As investors, we should note that we don’t have to be all-in all the time. De-risking our portfolio by selling off some of our investments is a strategy we can use when faced with greater uncertainty could work out.
This also gives us ample reserves to plough into the market should we see a good opportunity or if the downturn that we were afraid of occurs.
# 5 Investing In Sustainability
Besides being an active investor, Temasek Holdings also prides itself on being a forward-looking institution and a trusted steward. This means investing in sustainable businesses.
To this end, Temasek Holdings has invested into Neoen, an international solar, wind and energy storage company; Pivot Bio, a synthetic biology company producing nitrogen-fixing microbes that reduce the need for chemical fertilisers; and indoor farm operators like Sustenir and Bowery Farming, that grow and deliver high quality fresh clean produce in urban spaces using less resources.
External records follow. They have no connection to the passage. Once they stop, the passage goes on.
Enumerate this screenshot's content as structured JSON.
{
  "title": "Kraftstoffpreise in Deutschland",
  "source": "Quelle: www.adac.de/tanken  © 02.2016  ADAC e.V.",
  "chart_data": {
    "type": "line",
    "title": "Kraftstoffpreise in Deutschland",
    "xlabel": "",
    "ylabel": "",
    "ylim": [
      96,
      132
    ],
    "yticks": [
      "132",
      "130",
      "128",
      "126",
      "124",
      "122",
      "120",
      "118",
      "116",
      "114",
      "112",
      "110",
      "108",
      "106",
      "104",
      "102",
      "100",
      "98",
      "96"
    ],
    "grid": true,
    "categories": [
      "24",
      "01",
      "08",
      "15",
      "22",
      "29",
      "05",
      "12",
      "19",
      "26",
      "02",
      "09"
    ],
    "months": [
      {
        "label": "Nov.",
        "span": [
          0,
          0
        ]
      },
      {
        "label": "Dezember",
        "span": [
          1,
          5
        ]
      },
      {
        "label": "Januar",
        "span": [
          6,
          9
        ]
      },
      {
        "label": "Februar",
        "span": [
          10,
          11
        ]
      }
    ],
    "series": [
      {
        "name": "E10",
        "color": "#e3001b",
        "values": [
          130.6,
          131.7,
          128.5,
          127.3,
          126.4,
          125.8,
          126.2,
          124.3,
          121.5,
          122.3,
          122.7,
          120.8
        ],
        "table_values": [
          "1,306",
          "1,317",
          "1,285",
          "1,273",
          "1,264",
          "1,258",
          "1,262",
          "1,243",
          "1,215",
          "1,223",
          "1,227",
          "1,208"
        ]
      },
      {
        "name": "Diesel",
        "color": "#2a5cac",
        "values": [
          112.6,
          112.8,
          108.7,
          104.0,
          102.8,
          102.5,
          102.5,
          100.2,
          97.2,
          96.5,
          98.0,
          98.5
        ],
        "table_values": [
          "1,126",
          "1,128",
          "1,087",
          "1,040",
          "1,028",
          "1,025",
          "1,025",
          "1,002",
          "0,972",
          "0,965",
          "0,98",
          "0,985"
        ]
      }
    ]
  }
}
It has also invested in healthcare companies, including BeiGene, a China-based company specialising in developing novel therapies for cancer; Denali, a US-based company focusing in therapies for neurodegenerative diseases; Iora Health, providing value-based healthcare services to seniors; and Sheares Healthcare, a pan-Asian healthcare series platform headquartered in Singapore.
While the companies mentioned above are private companies that we may not be able to access, one way retail investors can go about investing in sustainable companies is by looking at the SGX ESG indices. They give us a good idea on which listed companies are at the forefront of this trend.
Globally, we can also look towards the MSCI ESG indices for companies listed outside of Singapore.